Jen was along with me this time, and a man from London started talking with her. Apparently he's been in the area for several years working with the Missionaries of Charity and some other NGOs. I didn't like what I heard from him. In fact, at first I was angry and wished he would go away. I realized (eventually) that he knew better than I did though. There is a MC (Missionaries of Charity) home where physically disabled people are trained and given the equipment to make a living. Most of the people there have leprosy, but that isn't a necessity. Anyone living on the street would know about this place. Unfortunately they also know that they can make a better living by begging. Many of the beggars do better than the street merchants. It isn't that they don't have other options, it is just that they choose to beg as a profession. It makes me think I should be paying more than seven rupees for my egg rolls to support someone who is likely equally poor, but is willing to work.

I will say that spending a few rupees now and then on professional deceivers isn't the end of the world. I'd rather not do it, but it won't kill me either. Here's what really upsets me: There are still people on the street that genuinely cannot get food for themselves and/or their children in any other way. Unfortunately they usually aren't as good at begging as the professional beggars. Thus because of the professional beggars, little if any generosity makes it to them. As far as I'm concerned, the professional beggars are stealing from those that are truly needy. This reality is very disturbing and upsetting to me.
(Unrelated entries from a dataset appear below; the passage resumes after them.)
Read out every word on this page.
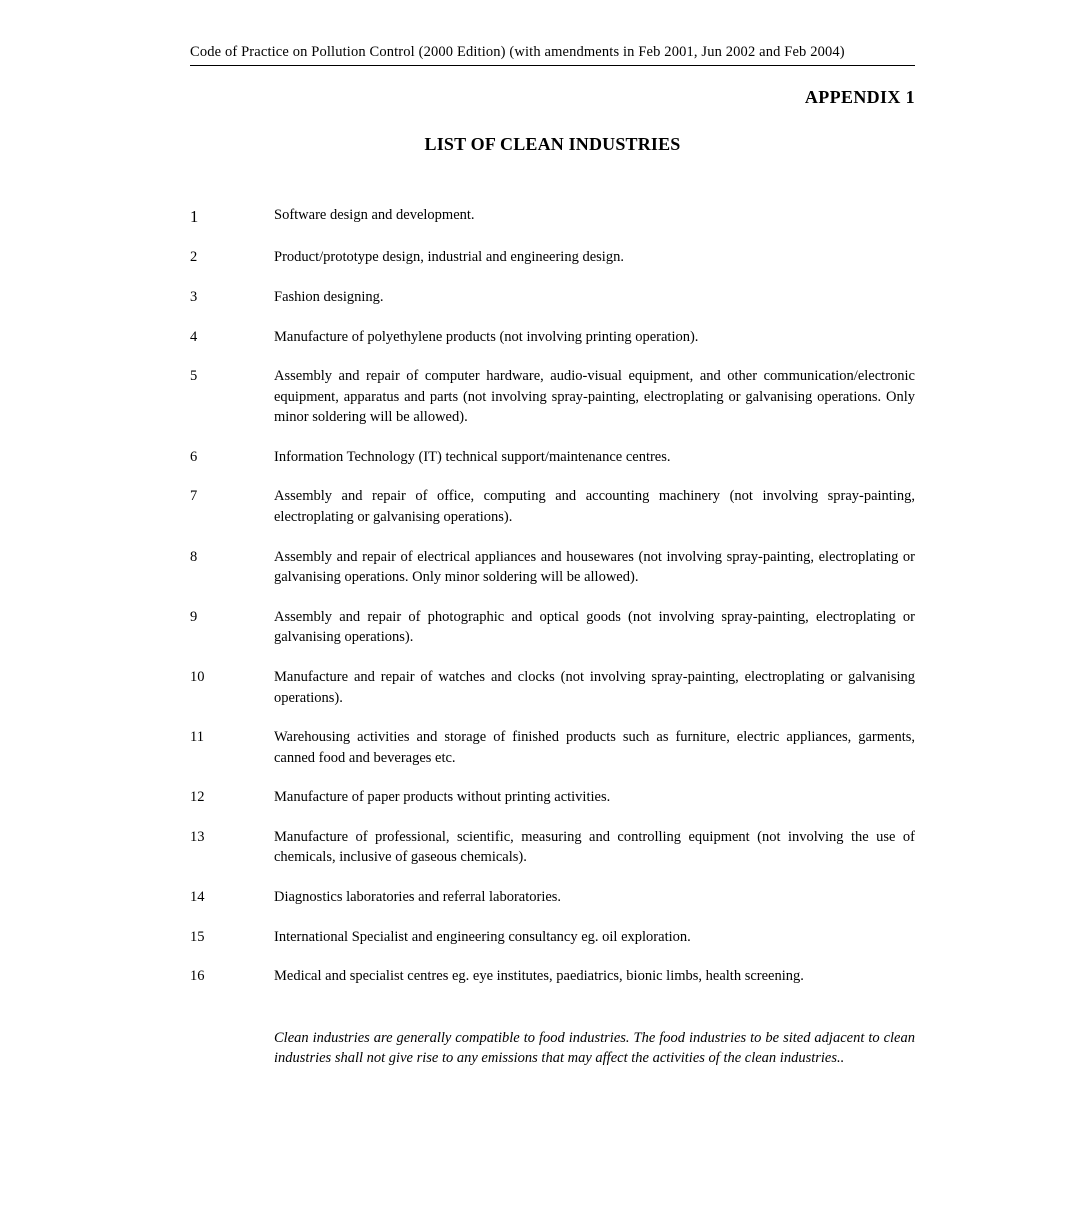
Code of Practice on Pollution Control (2000 Edition) (with amendments in Feb 2001, Jun 2002 and Feb 2004)
APPENDIX 1
LIST OF CLEAN INDUSTRIES
1	Software design and development.
2	Product/prototype design, industrial and engineering design.
3	Fashion designing.
4	Manufacture of polyethylene products (not involving printing operation).
5	Assembly and repair of computer hardware, audio-visual equipment, and other communication/electronic equipment, apparatus and parts (not involving spray-painting, electroplating or galvanising operations. Only minor soldering will be allowed).
6	Information Technology (IT) technical support/maintenance centres.
7	Assembly and repair of office, computing and accounting machinery (not involving spray-painting, electroplating or galvanising operations).
8	Assembly and repair of electrical appliances and housewares (not involving spray-painting, electroplating or galvanising operations. Only minor soldering will be allowed).
9	Assembly and repair of photographic and optical goods (not involving spray-painting, electroplating or galvanising operations).
10	Manufacture and repair of watches and clocks (not involving spray-painting, electroplating or galvanising operations).
11	Warehousing activities and storage of finished products such as furniture, electric appliances, garments, canned food and beverages etc.
12	Manufacture of paper products without printing activities.
13	Manufacture of professional, scientific, measuring and controlling equipment (not involving the use of chemicals, inclusive of gaseous chemicals).
14	Diagnostics laboratories and referral laboratories.
15	International Specialist and engineering consultancy eg. oil exploration.
16	Medical and specialist centres eg. eye institutes, paediatrics, bionic limbs, health screening.
Clean industries are generally compatible to food industries. The food industries to be sited adjacent to clean industries shall not give rise to any emissions that may affect the activities of the clean industries..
I realize, however, that they is an even greater evil. Every day Satan is working to harden my heart and every other generous heart in Kolkata. This is a hard city to live in, and the harder I let my heart get, the easier it is to get through the day. I know, however, that this is not the heart of God. Please be praying for softness of heart for me and for the team. Please pray that God will guide us as we struggle with the difficult questions of when to give, what to give, and how to give in a loving way that is honoring to God. Our team will be struggling with this issue throughout our four months in Kolkata.

4 comments:

jonathan said...

that can be a hard situation to deal with. At the same time though, true kindness can be convicting to anyone. Seek out the most needy, but keep your heart soft towards everyone, and God will work. (and every once in a while, pull back from rupees and think in dollars again for a second, and realize how insignificant what you are doing is monetarily - that worked for me ;) )

Anonymous said...

Philip,
I’m drawn to remark that there are limitless ways of seeing the picture.
In his book ‘Life Together’, Dietrich Bonhoeffer talks about disillusionment and how our dream of the ideal is what destroys it. When we give up the illusion of perfection, we are able to admit that we are all imperfect and need God’s grace. Is there a perfect beggar? Sometimes our limited understanding, our short-sightedness, causes us to hold back or pass judgment. Only God knows the whole story. The best we can do is to love without reservation.
Be gentle with yourself.
Margaret

Anonymous said...

Philip,

Yes, perhaps you were deceived, but maybe it was a test, a test that you passed with flying colors. As you say, Satan is working against God's will, but he will never prevail in the end.

Rick

Philip said...

It isn't an issue of the money to me. It's an issue of what it creates. During our orientation with the Missionaries of Charity, they strongly requested that we do not give out money because it makes their job harder. They didn't say why, although I have a guess. The MCs are in here trying to actually change things by fixing the structural problems and getting people back on their feet. If someone knows that they can just get money by asking people for it, they won't be willing to go through the work to actually earn the money.

At the same time I do realize that there are times when someone really just needs a little bit of help to get them through a tough time. It is a question of how to love people without perpetuating the structural problems. Any simple all encompassing answer is probably over simplifying the issue.